Toda troca de emprego exige do profissional uma dose de paciência. Tudo é novo, desde email corporativo, sala de trabalho, refeitório, à convivência com os colegas. A adaptação é mais longa quando há mudança de cidade e de área de atuação. Em Brasília, o médico goiano Zacharias Calil passará por tudo isso e algo mais: terá de se acostumar a tomar decisões que afetem não só seus pacientes, como toda a população do País. Estreante na política, ele estima precisar de três meses para superar as dores iniciais do primeiro mandato de deputado federal. “Não adianta chegar dizendo que as coisas são assim ou assado”, afirma Calil, do DEM. “Eu não tenho conhecimento do próprio funcionamento do sistema.” Ao todo, serão 250 novatos na Câmara, a maior renovação vista desde a democratização. É praticamente uma bancada inteira de aprendizes, pela qual terá de passar boa parte da gorda pauta econômica do governo.
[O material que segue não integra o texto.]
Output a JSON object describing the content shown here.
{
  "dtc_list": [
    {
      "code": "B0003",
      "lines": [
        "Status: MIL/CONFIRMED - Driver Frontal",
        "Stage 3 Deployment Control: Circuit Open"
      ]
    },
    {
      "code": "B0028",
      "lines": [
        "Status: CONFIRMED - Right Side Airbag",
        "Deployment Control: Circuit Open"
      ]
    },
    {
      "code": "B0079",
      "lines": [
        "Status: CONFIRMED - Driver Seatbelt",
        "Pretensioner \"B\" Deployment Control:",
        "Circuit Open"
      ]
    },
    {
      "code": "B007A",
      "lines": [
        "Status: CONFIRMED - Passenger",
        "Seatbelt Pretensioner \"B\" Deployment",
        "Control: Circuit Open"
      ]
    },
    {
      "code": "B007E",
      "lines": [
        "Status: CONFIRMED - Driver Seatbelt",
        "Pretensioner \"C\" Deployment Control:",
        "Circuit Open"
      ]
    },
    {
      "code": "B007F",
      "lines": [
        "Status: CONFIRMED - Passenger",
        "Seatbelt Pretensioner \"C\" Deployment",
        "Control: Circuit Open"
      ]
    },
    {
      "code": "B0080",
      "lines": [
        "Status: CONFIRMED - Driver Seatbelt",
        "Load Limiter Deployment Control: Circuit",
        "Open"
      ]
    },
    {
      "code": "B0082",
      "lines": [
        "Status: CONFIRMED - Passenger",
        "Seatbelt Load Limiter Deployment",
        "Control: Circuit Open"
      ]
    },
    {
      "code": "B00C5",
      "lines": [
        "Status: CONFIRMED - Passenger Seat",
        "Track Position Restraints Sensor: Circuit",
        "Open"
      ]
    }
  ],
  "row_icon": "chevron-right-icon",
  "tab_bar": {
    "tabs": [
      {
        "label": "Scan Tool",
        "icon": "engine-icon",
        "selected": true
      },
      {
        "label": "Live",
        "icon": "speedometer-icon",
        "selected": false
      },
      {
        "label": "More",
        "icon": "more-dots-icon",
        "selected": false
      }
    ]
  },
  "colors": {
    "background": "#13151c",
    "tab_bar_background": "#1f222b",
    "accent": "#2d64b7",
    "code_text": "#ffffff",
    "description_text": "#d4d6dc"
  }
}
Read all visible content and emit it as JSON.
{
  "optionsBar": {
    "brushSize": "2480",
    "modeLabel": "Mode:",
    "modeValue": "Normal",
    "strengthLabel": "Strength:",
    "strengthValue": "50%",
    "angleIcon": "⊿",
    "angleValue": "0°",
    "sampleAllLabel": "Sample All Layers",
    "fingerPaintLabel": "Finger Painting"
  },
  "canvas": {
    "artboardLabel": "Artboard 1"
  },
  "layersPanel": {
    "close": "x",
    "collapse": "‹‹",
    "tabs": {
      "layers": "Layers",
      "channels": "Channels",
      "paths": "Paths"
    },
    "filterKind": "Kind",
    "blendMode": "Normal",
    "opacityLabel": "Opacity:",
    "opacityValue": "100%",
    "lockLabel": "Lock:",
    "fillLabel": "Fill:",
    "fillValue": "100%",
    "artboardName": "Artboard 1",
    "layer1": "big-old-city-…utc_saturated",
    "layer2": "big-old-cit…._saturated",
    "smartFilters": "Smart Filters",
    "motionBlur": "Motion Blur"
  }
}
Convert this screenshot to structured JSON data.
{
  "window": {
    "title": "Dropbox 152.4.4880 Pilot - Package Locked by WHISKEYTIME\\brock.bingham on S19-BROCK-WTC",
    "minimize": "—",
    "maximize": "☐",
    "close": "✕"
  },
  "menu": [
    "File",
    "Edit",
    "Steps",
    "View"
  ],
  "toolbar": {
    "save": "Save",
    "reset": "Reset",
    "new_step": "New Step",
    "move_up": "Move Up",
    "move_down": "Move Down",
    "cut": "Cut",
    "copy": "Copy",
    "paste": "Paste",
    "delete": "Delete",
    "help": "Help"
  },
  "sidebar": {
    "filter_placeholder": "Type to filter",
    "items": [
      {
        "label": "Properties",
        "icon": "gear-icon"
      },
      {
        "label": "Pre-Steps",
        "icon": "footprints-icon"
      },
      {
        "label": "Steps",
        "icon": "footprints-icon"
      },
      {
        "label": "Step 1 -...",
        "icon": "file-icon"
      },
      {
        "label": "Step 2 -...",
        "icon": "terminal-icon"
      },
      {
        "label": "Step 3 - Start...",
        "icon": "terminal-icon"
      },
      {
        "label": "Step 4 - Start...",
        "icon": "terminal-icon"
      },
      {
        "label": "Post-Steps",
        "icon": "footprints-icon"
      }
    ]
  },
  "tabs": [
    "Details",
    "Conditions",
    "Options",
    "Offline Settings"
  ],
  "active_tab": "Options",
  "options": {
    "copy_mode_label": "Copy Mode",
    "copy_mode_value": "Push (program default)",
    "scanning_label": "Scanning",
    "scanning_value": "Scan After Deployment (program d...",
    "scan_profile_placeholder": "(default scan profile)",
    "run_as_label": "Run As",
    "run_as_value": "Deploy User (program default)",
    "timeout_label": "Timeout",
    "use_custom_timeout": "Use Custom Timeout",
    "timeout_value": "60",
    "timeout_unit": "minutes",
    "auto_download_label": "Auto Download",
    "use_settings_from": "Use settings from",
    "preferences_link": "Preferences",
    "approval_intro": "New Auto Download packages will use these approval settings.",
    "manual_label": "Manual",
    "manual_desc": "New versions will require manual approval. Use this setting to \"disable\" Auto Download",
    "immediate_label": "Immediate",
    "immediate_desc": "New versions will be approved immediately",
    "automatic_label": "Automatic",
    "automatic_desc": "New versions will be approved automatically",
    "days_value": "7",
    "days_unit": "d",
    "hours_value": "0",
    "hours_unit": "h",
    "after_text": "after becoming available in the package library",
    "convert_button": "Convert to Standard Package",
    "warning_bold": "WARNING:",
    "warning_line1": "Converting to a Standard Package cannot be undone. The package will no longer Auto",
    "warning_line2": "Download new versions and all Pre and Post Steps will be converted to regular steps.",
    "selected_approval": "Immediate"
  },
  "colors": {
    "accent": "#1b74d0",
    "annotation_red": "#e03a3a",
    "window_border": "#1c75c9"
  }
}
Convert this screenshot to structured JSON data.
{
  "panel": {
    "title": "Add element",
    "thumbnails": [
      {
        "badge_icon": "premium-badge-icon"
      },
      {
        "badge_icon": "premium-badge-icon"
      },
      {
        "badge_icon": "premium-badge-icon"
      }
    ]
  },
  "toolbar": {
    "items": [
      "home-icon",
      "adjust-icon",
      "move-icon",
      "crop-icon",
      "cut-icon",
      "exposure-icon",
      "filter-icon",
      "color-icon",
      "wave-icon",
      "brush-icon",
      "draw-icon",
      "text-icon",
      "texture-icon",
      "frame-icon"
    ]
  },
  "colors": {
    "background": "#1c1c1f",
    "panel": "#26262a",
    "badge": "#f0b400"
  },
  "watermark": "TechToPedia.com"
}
Os estreantes são, em sua maioria, empresários, têm entre 35 e 44 anos, com grandes chances de pertencer ao PDL do presidente Jair Bolsonaro. A maioria não tem familiaridade com regimento, Orçamento e temas de políticas públicas que terão de apreciar. Daí porque a condição de aprendiz será vivida no sentido mais amplo da palavra, com direito a regresso à sala de aula. A Câmara ofereceu uma introdução ao universo parlamentar. Uma capacitação de dois dias aprofundou o funcionamento do processo legislativo. Não por acaso, os módulos temáticos se concentraram em economia, em especial na situação fiscal e nas reformas da Previdência e tributária. A revisão das aposentadorias é o grande tema a ser enfrentado pelos parlamentares que assumem. É visto como o fator essencial para uma recuperação das contas públicas, capaz de abrir caminho para um crescimento mais vigoroso do PIB.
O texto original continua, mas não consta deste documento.